The Central Bank of Liberia’s (CBL) Monetary Policy Committee (MPC), after a thorough assessment of global and domestic economic developments, has decided to retain the Monetary Policy Rate (MPR) at 17.0 percent as well as the Liberian dollar and US dollar reserved requirement ratios of 25.0 percent and 10.0 percent, respectively. The MPC also decided to re-introduce the corridor system, offering standing credit facility (SCF) at the upper band of MPR plus 2.5 percentage points and standing deposit facility (SDF) at the lower band of MPR minus 7.5 percentage points.
A. Domestic Macroeconomic Developments
The MPC found that the Quarterly Real Gross Domestic Product (QRGDP) had moderated to 1.7% in the fourth quarter, from 5.3% in the first quarter of 2023, and that this trend was likely to continue for the next two months in the first quarter of 2025 as businesses move to replenish their stocks that were used up during the 2024 end-of-year festivities.
Of concern to the MPC was the rise in consumer prices to 8.7 percent, from 5.9 percent in the third quarter of 2024, and projected to further increase to 10.3 percent, +/-2.0 percent for the first quarter of 2025, largely attributable to a rise in domestic food prices.
In the banking sector, the MPC noted a decrease in total assets, total deposits, and total loans and advances by 3.4 percent, 3.3 percent, and 5.5 percent, respectively, mainly reflecting exchange rate appreciation. Non-performing loans, on the other hand, reduced by 2.1 percentage points to 19.2 percent, from 21.3 percent in the previous quarter, but it is still above the Bank’s tolerable limit of at most 10.0 percent.
The MPC observed the concentration of credits to five sectors, namely: trade (26.0 percent), personal (14.9 percent), services (14.2 percent), oil and gas (8.4 percent), and construction (8.1 percent), but noted a steady growth in credits to the private sector, with the Liberian dollar component increasing by 2.7 percent from L$5.9 billion to L$6.0 billion during the third quarter of 2024. This was mainly driven by an estimated 57.3 percent and 40.4 percent growth in credits to manufacturing and agriculture, respectively.
The MPC noted a decline of 1.4 percent in broad money in quarter four, compared to the previous quarter, and a 25.6 percent rise in currency in circulation from L$27.9 billion attributed to increased spending around the 2024 festive season. The MPC also noted an undersubscription of the CBL Bills, reflecting drawdown on deposits to facilitate the festive season spending.
Government’s fiscal operations resulted in a net injection of L$13.2 billion Liberian dollars during the fourth quarter in support of gradual de-dollarization and US$37.4 million during the last quarter of 2024. However, fiscal impulse contracted to 3.0 percent of GDP from 1.7 percent of GDP in the previous quarter. Overall, the MPC was optimistic that the government’s policy in the next quarter would significantly stimulate aggregate demand, potentially increasing the output gap and mitigating the risk of exchange rate and inflation uncertainties.
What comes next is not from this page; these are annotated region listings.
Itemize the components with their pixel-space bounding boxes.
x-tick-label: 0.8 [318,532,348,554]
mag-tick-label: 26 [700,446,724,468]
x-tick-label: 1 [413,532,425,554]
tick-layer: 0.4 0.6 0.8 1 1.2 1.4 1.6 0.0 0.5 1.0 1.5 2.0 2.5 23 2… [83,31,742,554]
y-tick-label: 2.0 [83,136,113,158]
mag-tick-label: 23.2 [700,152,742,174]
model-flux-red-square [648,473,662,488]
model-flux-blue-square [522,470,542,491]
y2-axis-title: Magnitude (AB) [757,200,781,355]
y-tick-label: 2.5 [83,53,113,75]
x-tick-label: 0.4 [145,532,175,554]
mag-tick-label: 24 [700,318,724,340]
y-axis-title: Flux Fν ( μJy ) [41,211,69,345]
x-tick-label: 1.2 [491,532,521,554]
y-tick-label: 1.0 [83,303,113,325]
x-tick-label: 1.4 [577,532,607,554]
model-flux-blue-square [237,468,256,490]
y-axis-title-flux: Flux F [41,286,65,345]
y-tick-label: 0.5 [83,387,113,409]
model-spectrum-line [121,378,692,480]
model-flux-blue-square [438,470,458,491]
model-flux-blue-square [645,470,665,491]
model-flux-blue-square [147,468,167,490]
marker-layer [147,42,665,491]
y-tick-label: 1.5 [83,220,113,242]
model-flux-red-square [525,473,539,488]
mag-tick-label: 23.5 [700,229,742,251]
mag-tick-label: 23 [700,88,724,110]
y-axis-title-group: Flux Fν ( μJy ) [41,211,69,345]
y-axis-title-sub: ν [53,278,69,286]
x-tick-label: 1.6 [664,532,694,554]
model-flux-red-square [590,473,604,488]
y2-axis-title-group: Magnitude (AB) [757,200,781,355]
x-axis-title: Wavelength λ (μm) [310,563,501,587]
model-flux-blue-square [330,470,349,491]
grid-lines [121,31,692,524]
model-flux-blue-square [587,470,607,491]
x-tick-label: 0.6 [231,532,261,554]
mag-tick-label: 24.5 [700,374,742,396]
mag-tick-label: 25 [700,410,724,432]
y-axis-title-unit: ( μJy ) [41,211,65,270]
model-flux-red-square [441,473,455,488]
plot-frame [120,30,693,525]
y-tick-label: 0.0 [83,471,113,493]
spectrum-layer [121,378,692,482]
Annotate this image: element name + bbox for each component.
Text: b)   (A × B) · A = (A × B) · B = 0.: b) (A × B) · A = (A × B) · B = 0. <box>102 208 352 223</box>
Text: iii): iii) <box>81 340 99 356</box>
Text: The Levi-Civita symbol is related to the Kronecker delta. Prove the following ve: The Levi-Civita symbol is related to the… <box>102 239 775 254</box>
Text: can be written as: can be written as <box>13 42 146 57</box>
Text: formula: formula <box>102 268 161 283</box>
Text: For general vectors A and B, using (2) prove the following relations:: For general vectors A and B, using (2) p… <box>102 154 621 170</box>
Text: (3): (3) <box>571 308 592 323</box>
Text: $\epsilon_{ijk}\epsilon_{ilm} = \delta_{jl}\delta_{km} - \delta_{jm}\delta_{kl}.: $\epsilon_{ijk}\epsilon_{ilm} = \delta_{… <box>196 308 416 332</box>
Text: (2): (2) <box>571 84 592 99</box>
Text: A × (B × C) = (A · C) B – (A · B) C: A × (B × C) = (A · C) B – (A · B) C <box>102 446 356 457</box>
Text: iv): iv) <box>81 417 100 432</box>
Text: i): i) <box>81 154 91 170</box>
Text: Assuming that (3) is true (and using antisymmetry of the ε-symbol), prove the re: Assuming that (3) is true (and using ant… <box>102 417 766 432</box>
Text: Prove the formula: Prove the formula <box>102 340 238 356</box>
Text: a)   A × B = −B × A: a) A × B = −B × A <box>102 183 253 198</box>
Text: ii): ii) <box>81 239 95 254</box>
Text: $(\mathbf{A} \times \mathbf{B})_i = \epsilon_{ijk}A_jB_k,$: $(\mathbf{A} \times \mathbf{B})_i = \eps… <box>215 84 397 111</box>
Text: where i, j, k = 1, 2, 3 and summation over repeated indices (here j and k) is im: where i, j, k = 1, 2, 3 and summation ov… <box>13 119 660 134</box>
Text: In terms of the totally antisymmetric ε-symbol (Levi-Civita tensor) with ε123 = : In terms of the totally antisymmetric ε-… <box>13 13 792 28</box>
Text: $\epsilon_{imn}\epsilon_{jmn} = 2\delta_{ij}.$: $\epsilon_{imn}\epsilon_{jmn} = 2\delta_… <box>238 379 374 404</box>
The MPC noted with concern the projected expansion in Liberia’s trade deficit from US$35.2 million in the third quarter of 2024 to US$67.1 million in the subsequent quarter on account of widening import payments that resulted to a reduction in gross international reserves equivalent to only 2.8 months of import cover, down from 3.1 months in the previous quarter.
The MPC was satisfied with exchange rate movements during quarter four, as the Liberian dollar strengthened, appreciating against the US dollar by 4.46 percent and 4.60 percent to L$184.64/US1.00 and L$185.93/US$1.00 on both end-period and period average basis, respectively, during the period under review, due mainly to an increase in remittances and CBL’s tight money policy stance as well as GoL US dollar net injection..
B. Global Macroeconomic Developments
The MPC noted that global economic growth moderated slightly from 3.3 percent in 2023 to an estimated 3.2 percent in 2024, after many regions resorted to tight monetary policies due to high inflation, resulting to a slowdown of global headline inflation from 6.7 percent in 2023 to 5.8 percent in 2024. Inflation in sub-Saharan Africa, however, rose to 18.1 percent in 2024 due to food price rises and other structural weakness in the agricultural sector.
The positive global economic outlook, the MPC noted, risked losing steam and leading to inflationary pressures should China’s economic growth slow down and the Russia-Ukraine and Isreal-Hamas wars escalate further.
Commodity price fluctuations were deemed by the MPC to be favorable for Liberia, emanating from reductions in the prices of rice and fuel, while export commodity prices such as those of gold, iron ore, rubber and palm oil rose.
In conclusion, the MPC assures the public that it will continue to monitor global and domestic economic developments and implement policies that enhance financial stability and foster economic growth of the Liberian economy.